March 12th, 2013 at 2:06 pm

This is great information. By teaching kids about sex and birth control we will absolutely reduce their chances of becoming pregnant. Personally I think open communication also reduces some of the allure and may even (hopefully) help kids wait a little longer. We were talking to our 14 year old daughter the other day and she made a joke about condoms. We asked her what her middle school has them about contraception and if she has ever seen a condom (We’ve talked to her about this stuff in depth and speak openly). Her response- “no, they told us we are too young so we shouldn’t even be thinking about having sex.”. This is not in C’ville- it is in Albemarle County.

Do I agree they are too young in middle school? Absolutely. Do I think that is a reason to not educate them? Of course not. Not teaching them or telling them they are too young will only cause ignorance for those kids whose parents don’t tell them and increase their odds of having an unplanned pregnancy.

Study after study have shown that effective education- complete education- and access to contraception reduces unplanned pregnancies and (depending on contraceptive) STDs. I will never understand why states/ schools are afraid to use the information in developing their “family life” program. It’s not about morals or values; it’s about education.
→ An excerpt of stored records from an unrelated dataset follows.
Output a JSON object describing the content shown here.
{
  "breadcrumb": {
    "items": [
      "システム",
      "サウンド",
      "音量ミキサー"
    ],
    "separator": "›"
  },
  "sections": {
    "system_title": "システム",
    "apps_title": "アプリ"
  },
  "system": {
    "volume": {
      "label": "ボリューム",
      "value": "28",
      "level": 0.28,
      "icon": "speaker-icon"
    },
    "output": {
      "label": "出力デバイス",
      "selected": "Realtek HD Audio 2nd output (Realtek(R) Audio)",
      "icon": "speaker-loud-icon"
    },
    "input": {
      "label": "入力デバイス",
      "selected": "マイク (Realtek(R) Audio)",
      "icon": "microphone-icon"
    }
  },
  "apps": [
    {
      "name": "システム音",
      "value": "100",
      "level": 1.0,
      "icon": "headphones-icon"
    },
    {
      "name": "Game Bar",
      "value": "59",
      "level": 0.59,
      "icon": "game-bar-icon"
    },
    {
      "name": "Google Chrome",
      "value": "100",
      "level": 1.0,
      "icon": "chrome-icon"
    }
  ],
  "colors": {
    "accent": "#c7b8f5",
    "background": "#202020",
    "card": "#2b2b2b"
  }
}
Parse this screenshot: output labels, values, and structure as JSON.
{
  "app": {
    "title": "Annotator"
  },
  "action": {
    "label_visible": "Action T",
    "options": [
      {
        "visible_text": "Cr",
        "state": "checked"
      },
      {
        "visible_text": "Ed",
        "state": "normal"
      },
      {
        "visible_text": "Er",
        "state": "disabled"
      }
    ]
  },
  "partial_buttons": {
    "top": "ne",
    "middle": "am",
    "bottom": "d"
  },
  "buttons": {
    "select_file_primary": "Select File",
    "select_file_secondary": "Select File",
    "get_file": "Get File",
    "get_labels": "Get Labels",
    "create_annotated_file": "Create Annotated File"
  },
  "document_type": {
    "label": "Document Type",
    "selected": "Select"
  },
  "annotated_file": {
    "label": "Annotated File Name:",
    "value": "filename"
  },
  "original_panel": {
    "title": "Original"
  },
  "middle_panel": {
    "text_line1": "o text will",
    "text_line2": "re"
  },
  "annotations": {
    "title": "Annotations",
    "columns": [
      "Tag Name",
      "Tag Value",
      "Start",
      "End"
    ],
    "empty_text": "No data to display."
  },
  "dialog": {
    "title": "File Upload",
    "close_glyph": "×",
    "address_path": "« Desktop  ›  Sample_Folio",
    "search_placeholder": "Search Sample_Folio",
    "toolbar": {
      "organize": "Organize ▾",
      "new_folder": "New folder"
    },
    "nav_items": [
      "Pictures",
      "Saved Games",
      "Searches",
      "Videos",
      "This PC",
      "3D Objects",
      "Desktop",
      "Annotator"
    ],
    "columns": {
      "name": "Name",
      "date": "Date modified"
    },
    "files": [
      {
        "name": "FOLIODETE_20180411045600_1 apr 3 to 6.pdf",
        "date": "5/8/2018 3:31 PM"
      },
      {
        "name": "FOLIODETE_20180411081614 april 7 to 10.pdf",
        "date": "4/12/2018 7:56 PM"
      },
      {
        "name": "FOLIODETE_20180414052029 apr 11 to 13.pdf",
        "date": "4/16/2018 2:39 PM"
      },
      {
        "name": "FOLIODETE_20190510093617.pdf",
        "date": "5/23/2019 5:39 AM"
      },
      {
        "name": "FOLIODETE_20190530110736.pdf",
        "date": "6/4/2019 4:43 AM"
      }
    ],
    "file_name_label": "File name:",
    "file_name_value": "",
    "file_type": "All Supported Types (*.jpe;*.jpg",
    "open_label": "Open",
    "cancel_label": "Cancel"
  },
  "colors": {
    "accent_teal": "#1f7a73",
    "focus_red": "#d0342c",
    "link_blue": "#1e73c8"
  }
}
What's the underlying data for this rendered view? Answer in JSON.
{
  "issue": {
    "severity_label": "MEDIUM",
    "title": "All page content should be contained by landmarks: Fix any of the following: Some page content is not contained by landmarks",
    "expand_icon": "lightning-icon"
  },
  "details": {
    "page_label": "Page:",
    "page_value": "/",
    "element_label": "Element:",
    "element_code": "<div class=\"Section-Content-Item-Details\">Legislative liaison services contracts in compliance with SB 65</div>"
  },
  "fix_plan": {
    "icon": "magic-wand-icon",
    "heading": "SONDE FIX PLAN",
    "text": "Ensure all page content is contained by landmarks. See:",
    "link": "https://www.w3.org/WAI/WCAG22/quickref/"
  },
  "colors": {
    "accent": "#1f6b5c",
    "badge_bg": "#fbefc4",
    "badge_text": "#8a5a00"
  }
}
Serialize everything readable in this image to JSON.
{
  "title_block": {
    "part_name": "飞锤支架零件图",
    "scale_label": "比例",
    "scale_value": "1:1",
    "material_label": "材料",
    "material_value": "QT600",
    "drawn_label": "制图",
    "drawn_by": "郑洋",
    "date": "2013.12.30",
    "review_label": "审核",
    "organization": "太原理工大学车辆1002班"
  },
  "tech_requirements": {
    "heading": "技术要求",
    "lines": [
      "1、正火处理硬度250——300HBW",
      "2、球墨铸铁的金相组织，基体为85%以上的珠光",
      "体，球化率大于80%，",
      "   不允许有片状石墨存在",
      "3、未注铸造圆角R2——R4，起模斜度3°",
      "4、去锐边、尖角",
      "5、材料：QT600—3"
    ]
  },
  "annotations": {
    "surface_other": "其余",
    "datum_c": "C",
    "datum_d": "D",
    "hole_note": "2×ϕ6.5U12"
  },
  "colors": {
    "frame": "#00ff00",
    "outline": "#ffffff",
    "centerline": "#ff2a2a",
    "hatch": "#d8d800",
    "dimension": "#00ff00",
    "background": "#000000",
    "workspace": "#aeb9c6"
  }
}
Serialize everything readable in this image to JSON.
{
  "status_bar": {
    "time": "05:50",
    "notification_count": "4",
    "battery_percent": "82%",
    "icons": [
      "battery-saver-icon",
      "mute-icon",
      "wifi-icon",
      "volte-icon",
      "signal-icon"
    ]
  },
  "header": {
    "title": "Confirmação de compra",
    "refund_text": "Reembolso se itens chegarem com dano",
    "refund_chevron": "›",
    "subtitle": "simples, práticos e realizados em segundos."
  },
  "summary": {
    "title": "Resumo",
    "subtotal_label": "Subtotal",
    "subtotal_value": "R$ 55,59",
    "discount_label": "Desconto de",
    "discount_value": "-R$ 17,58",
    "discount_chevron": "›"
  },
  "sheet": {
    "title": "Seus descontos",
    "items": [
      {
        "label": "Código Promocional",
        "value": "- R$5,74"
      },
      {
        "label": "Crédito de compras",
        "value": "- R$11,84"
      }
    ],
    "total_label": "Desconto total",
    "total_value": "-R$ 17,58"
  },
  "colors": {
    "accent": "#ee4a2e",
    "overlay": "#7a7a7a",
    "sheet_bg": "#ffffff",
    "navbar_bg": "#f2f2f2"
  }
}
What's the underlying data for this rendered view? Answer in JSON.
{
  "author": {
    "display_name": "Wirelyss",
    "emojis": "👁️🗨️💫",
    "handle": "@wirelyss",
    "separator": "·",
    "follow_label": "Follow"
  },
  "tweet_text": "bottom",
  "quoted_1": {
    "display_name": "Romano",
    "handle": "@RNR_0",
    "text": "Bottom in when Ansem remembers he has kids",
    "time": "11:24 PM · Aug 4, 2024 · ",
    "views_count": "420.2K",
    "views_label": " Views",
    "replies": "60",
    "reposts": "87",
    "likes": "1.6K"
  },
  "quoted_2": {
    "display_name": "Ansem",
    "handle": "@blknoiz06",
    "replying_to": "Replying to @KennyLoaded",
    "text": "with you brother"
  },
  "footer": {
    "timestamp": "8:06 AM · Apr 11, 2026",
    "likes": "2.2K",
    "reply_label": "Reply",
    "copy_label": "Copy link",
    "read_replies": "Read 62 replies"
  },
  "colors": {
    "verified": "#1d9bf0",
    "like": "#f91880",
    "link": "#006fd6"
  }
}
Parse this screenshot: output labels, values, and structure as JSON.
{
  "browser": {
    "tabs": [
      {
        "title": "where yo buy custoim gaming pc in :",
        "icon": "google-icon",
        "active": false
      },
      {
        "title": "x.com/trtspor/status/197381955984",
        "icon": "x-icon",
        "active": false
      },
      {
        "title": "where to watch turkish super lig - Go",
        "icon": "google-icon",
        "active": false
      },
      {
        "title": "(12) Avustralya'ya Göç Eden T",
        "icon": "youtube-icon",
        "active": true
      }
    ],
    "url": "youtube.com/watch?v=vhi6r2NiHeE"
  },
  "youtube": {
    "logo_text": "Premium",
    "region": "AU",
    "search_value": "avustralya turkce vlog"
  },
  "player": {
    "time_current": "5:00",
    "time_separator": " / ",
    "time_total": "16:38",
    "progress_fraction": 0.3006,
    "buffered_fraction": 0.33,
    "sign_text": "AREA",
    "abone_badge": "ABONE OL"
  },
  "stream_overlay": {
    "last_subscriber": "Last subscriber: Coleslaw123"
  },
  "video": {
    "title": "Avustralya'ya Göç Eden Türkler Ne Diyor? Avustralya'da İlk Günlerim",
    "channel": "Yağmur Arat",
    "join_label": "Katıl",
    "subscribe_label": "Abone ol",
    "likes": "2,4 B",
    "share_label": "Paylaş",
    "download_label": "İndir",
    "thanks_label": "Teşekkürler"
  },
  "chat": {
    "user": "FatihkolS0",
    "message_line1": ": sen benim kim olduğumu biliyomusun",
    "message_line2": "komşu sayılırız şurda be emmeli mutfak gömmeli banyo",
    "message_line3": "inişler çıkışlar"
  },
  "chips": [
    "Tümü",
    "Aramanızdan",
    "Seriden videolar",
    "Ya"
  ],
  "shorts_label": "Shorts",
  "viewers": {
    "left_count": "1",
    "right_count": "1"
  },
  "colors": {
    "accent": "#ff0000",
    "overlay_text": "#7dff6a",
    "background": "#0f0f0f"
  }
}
March 13th, 2013 at 9:46 pm

Thank you so much for this insightful comment. I could not agree with you more, and I do not believe that this response to this question is unusual, unfortunately. At times, when I have been guest-teaching at local schools, I have been told that I am not “allowed” to address contraception, STIS, or sexual orientation/gender identity issues, even though there are no written prohibitions and FLE SOLs call for this knowledge to be imparted to students.

March 14th, 2013 at 11:16 am

This blog is great. I realy love it!